Considering the highest calprotectin concentration in ascites was observed in red tube and the lowest LD activity with the centrifugation conditions of 15 minutes at 1500xg, authors suggest using red tube centrifuged for 15 minutes at 1500xg for determining the concentration of calprotectin in ascites.
A possible limitation of our study could be a relatively small number of samples included in the study. The authors believe that the nature of the samples used justifies their small number. A more significant possible limitation of the study concerns the fact that most of the samples included in the study did not meet the criteria for diagnosing SBP and the obtained calprotectin concentrations are relatively small (smaller than in similar studies). Question arises whether the same results would be extrapolated to the higher calprotectin concentrations.

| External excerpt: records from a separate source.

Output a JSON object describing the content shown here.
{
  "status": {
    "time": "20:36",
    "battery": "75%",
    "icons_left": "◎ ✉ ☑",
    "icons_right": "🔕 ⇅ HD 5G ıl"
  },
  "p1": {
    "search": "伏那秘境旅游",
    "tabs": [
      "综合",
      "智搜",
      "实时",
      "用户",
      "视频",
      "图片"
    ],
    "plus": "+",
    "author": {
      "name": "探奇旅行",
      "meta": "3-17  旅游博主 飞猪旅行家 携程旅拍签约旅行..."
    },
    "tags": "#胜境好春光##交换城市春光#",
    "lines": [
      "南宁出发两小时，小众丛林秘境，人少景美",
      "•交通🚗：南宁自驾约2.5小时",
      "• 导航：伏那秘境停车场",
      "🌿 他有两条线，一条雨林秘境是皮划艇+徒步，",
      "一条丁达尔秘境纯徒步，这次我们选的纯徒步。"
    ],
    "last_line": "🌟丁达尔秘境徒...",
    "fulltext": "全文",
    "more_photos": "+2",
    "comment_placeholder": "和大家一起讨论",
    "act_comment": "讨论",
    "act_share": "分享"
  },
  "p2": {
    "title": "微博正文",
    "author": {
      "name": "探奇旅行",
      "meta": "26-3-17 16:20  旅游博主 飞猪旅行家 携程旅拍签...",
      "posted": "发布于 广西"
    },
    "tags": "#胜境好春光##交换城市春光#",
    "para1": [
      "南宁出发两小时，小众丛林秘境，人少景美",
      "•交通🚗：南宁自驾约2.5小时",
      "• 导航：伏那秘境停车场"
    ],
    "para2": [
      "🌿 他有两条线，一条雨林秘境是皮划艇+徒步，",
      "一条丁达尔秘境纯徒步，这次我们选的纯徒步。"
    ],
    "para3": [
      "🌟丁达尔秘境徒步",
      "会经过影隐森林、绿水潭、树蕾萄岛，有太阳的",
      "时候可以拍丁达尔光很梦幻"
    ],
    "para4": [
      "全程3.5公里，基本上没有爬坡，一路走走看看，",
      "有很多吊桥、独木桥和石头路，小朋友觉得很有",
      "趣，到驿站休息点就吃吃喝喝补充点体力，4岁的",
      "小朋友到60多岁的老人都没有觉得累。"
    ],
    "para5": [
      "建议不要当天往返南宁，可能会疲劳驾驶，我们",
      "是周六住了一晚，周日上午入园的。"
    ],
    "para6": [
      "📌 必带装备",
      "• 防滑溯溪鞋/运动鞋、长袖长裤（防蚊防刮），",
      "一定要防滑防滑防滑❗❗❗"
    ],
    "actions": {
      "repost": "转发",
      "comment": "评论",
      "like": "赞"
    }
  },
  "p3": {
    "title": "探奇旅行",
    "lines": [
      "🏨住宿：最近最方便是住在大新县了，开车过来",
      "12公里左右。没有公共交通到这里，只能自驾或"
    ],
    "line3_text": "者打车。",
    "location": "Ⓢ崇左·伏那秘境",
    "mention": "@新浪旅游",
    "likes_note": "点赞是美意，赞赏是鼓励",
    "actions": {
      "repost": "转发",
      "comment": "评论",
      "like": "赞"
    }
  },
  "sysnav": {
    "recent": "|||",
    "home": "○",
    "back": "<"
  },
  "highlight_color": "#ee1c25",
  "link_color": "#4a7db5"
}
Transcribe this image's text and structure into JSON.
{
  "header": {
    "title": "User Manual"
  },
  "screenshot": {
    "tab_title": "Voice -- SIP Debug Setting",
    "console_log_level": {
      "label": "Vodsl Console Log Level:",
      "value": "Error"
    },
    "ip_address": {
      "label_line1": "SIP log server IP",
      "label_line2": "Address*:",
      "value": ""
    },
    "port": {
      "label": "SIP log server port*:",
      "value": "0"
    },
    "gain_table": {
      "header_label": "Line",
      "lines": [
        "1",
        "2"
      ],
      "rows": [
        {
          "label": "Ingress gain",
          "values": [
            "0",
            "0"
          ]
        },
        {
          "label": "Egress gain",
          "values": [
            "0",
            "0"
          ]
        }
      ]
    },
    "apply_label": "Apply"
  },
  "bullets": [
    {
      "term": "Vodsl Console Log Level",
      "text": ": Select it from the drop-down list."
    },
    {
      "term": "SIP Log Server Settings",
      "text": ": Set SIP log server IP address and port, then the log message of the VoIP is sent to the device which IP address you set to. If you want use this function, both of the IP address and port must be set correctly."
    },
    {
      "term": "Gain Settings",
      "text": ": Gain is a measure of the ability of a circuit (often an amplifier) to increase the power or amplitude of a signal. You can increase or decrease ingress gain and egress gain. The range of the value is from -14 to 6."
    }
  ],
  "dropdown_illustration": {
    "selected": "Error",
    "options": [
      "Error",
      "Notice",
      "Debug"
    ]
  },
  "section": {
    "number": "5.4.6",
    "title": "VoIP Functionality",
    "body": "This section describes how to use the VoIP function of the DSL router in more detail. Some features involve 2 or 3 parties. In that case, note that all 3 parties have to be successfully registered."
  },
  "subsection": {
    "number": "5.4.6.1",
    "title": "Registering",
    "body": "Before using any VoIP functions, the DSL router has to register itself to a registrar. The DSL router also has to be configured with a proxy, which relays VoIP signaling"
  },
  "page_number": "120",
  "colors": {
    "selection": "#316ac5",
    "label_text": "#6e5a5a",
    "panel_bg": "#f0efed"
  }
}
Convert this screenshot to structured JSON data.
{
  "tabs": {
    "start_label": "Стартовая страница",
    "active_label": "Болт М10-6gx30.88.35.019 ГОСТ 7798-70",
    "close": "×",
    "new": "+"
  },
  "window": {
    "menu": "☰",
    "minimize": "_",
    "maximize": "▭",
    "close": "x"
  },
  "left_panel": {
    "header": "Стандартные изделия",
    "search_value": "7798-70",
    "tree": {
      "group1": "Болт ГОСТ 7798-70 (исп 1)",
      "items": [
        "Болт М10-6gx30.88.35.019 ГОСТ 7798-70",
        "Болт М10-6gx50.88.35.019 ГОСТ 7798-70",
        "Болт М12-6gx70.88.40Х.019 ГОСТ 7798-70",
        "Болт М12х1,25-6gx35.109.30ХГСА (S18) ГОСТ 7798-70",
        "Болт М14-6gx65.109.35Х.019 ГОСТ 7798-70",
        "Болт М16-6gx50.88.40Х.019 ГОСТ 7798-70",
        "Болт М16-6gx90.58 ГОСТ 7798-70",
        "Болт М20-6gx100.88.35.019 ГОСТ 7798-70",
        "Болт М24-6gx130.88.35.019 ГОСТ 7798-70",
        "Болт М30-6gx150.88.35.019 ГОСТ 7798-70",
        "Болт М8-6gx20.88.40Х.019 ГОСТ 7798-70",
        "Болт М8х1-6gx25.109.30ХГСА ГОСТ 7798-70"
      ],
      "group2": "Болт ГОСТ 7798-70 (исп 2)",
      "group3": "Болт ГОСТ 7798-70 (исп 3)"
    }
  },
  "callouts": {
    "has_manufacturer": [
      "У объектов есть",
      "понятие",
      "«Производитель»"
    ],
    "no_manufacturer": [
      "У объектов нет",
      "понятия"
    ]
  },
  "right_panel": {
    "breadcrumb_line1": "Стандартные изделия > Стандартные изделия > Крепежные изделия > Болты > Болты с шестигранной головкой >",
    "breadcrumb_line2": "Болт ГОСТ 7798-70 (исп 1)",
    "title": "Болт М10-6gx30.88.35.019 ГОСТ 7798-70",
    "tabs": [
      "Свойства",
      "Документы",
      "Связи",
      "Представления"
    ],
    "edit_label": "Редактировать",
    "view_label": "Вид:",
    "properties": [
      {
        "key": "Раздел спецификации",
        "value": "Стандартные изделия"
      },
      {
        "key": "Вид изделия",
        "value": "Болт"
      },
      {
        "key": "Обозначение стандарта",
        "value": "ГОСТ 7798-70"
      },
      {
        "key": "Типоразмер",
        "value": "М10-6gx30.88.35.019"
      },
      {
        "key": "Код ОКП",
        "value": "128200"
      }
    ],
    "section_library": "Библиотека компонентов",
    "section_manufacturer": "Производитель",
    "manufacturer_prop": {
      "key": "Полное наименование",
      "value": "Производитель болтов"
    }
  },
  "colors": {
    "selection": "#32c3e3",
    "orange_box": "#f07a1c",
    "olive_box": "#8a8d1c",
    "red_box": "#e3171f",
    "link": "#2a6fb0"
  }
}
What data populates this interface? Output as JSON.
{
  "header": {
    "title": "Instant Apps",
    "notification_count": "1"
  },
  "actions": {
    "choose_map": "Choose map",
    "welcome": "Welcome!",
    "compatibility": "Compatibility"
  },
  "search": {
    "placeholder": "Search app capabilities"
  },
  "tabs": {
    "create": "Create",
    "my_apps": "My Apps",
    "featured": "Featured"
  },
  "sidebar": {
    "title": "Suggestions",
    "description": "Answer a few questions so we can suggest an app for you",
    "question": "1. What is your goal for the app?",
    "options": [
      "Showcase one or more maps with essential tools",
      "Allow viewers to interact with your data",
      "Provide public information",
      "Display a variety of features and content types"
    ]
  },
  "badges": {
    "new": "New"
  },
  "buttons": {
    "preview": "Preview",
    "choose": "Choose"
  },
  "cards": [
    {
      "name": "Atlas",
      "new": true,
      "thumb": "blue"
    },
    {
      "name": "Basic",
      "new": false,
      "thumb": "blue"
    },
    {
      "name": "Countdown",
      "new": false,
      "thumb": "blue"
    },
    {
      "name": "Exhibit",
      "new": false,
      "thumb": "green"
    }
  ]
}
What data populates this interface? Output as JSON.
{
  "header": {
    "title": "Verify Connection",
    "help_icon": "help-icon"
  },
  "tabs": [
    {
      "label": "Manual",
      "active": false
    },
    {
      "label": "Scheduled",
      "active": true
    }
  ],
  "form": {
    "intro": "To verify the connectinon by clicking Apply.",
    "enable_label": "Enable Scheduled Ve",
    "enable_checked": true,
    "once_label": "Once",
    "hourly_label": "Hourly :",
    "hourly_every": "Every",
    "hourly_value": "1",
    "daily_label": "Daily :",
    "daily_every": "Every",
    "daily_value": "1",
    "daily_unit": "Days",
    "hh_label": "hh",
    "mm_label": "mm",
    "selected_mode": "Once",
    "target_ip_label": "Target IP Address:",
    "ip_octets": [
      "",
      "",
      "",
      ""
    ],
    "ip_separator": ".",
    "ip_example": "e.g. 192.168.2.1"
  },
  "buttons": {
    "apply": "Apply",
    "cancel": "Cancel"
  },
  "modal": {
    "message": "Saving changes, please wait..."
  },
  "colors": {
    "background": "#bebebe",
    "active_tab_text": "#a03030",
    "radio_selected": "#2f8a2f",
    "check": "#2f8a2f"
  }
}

On the other hand, there are numerous novelties of our study. Presented study was performed on an automated biochemical analyzer using an automated method that significantly speeds up the time required for making laboratory test results unlike most literature examples that report the use of ELISA or point of care tests for determining the calprotectin concentration in ascites. Also, automated method is not subject to variability related to laboratory personnel, as is the case with smear examination, which is still the suggested diagnostic method in case of SBP assessment. According to our knowledge, this kind of preanalytical study in ascitic fluid samples has not been conducted yet. The proven influence of different preanalytical conditions on the concentration of calprotectin in ascitic fluid samples once again irrefutably confirms the importance of preanalytical processes in laboratory medicine. This study provides comprehensive analysis of different preanalytical conditions and their influence on the concentration of calprotectin in ascites for future studies.
Extravascular body fluids are a relatively unexplored area in the laboratory medicine and therefore provide wide possibilities in the diagnostic field in the future. However, before being introduced into the routine clinical practice, these new sample types require the satisfaction of clearly set quality criteria in the area of method validation. Clearly defining the basic preanalytical conditions, such as the type of test tubes and centrifugation conditions, are one of them. We would like to emphasize that there is a significant difference between the concentration of calprotectin in ascitic fluid using different test tubes and under different conditions of centrifugation. In conclusion, considering the observed difference between the concentration of calprotectin in various preanalytical conditions, to determine the concentration of calprotectin in ascites, we suggest sampling in a test tube with a red cap and centrifugation conditions of 15 minutes and 1500xg which is in accordance with relevant national and international guidelines (14, 15).